Les conséquences de ce déséquilibre
Bien que l’équipe n’ait pas directement mesuré la production de globules rouges, elle présume que les astronautes ont généré des globules rouges supplémentaires pour compenser les cellules perdues. On peut le dire avec certitude sinon les astronautes auraient eu de graves problèmes de santé dans l’espace. « Heureusement, avoir moins de globules rouges dans l’espace n’est pas un problème lorsque votre corps est sans poids », a déclaré le Dr Trudel. « Mais lorsque vous atterrissez sur Terre et potentiellement sur d’autres planètes ou lunes, l’anémie qui affecte votre énergie, votre endurance et votre force peut menacer les objectifs de la mission. Les effets de l’anémie ne se font sentir qu’une fois sur Terre et vous devez affronter à nouveau la gravité ».
Dans cette étude, 5 astronautes sur 13 étaient cliniquement anémiques lorsqu’ils ont atterri. Les chercheurs ont découvert que l’anémie liée à l’espace était réversible. Les niveaux de globules rouges revenaient progressivement à la normale trois ou quatre mois après le retour sur Terre. L’équipe a répété les mêmes mesures un an après le retour des astronautes sur Terre. Les valeurs de destruction des globules rouges étaient encore de 30% supérieures aux niveaux pré-vol. Ces résultats suggèrent des changements structurels possibles, pendant la présence dans l’espace, qui ont modifié le contrôle des globules rouges jusqu’à un an après des missions spatiales de longue durée.

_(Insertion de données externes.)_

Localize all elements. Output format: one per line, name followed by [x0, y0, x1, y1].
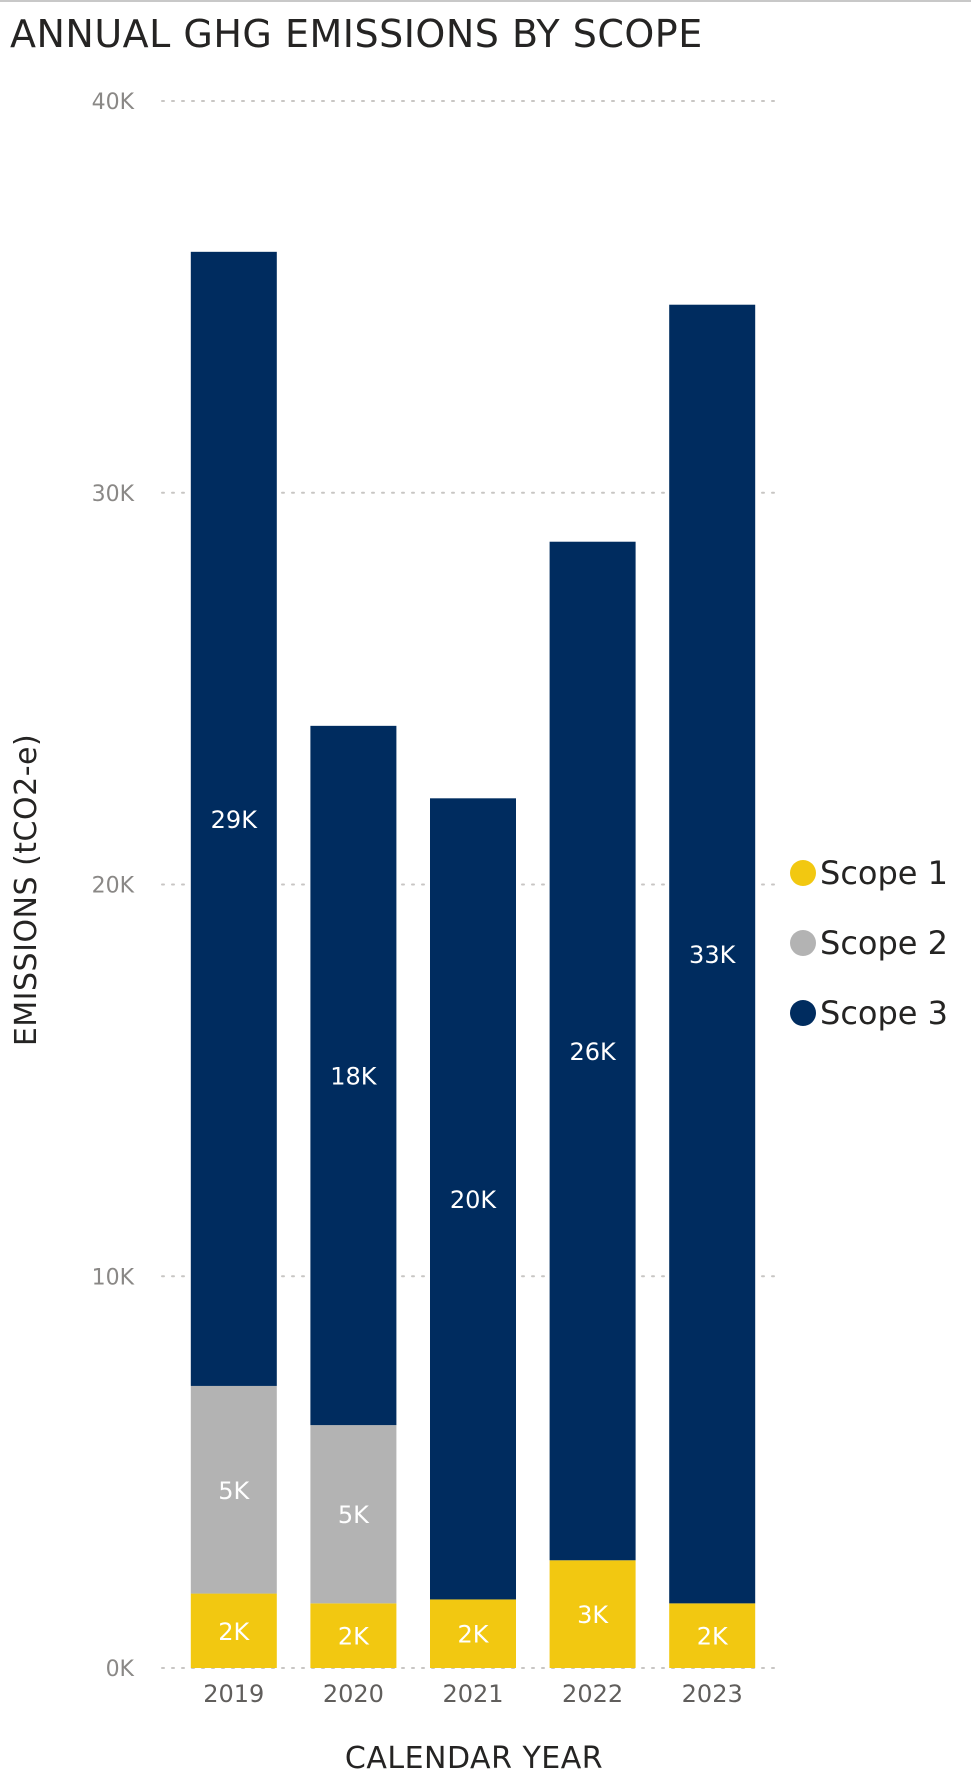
- bar-segment-scope-1[interactable]: [669, 1603, 756, 1668]
- data-label: 3K: [577, 1601, 609, 1629]
- x-axis-title: CALENDAR YEAR: [345, 1741, 603, 1776]
- bars: [190, 251, 756, 1668]
- legend-item-scope-1[interactable]: Scope 1: [790, 838, 948, 908]
- x-tick-label: 2019: [203, 1680, 264, 1708]
- data-label: 20K: [450, 1186, 498, 1214]
- bar-segment-scope-3[interactable]: [310, 725, 397, 1426]
- data-label: 2K: [697, 1623, 729, 1651]
- bar-segment-scope-3[interactable]: [669, 304, 756, 1604]
- data-label: 26K: [569, 1038, 617, 1066]
- bar-segment-scope-3[interactable]: [549, 541, 636, 1561]
- y-axis-ticks: 0K 10K 20K 30K 40K: [92, 90, 135, 1682]
- legend-marker: [790, 1000, 816, 1026]
- data-label: 5K: [338, 1501, 370, 1529]
- legend-marker: [790, 930, 816, 956]
- chart-title: ANNUAL GHG EMISSIONS BY SCOPE: [10, 12, 703, 56]
- legend-label: Scope 2: [820, 924, 949, 962]
- legend-label: Scope 1: [820, 854, 949, 892]
- y-tick-label: 0K: [106, 1657, 135, 1682]
- data-label: 29K: [211, 806, 259, 834]
- data-labels: 2K 5K 29K 2K 5K 18K 2K 20K 3K 26K 2K 33K: [211, 806, 737, 1651]
- x-axis-ticks: 2019 2020 2021 2022 2023: [203, 1680, 742, 1708]
- data-label: 2K: [218, 1618, 250, 1646]
- bar-segment-scope-1[interactable]: [310, 1603, 397, 1668]
- y-tick-label: 10K: [92, 1265, 135, 1290]
- bar-segment-scope-2[interactable]: [310, 1425, 397, 1604]
- data-label: 33K: [689, 941, 737, 969]
- data-label: 5K: [218, 1477, 250, 1505]
- x-tick-label: 2021: [442, 1680, 503, 1708]
- legend: Scope 1 Scope 2 Scope 3: [790, 838, 948, 1048]
- bar-segment-scope-1[interactable]: [190, 1593, 277, 1668]
- y-tick-label: 20K: [92, 874, 135, 899]
- legend-item-scope-2[interactable]: Scope 2: [790, 908, 948, 978]
- y-axis-title: EMISSIONS (tCO2-e): [9, 734, 44, 1046]
- x-tick-label: 2020: [323, 1680, 384, 1708]
- data-label: 2K: [457, 1621, 489, 1649]
- bar-segment-scope-3[interactable]: [190, 251, 277, 1386]
- y-tick-label: 30K: [92, 482, 135, 507]
- y-tick-label: 40K: [92, 90, 135, 115]
- top-border: [0, 0, 971, 2]
- x-tick-label: 2023: [682, 1680, 743, 1708]
- data-label: 2K: [338, 1623, 370, 1651]
- legend-item-scope-3[interactable]: Scope 3: [790, 978, 948, 1048]
- legend-marker: [790, 860, 816, 886]
- data-label: 18K: [330, 1062, 378, 1090]
- x-tick-label: 2022: [562, 1680, 623, 1708]
- bar-segment-scope-2[interactable]: [190, 1385, 277, 1594]
- legend-label: Scope 3: [820, 994, 949, 1032]
- bar-segment-scope-1[interactable]: [430, 1599, 516, 1668]
- bar-segment-scope-1[interactable]: [549, 1560, 636, 1668]
- bar-segment-scope-3[interactable]: [430, 798, 516, 1600]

Les implications de la découverte
La découverte que l’espace détruit les globules rouges est très importante. Tout d’abord, plus la mission spatiale est longue, plus l’anémie sera grave. Ce problème pourrait avoir un impact sur les longues missions sur la Lune et sur Mars. En outre, il n’est pas clair pendant combien de temps le corps peut maintenir ce taux élevé de destruction et de production de globules rouges.
Ces résultats pourraient également s’appliquer à la vie sur Terre. En tant que médecin de réadaptation, la plupart des patients du Dr Trudel sont anémiques. Chez ces patients malades depuis longtemps et à mobilité réduite, l’anémie entrave leur capacité d’exercice et de récupération des globules rouges. Le Dr Trudel pense que ce mécanisme sur Terre peut avoir des caractéristiques similaires à l’anémie spatiale. Son équipe examinera cette hypothèse lors de futures études menées sur Terre.
Si nous parvenons à découvrir exactement ce qui cause cette anémie, alors il est possible de la guérir ou de la prévenir, à la fois pour les astronautes et pour les patients ici sur Terre », a déclaré le Dr Trudel. « C’est la meilleure description que nous avons du contrôle des globules rouges dans l’espace et après le retour sur Terre. Ces résultats sont spectaculaires. Etant donné que ces mesures n’avaient jamais été effectuées auparavant et que nous n’avions aucune idée de ce que nous allions trouver. Nous avons été surpris et récompensés pour notre curiosité ».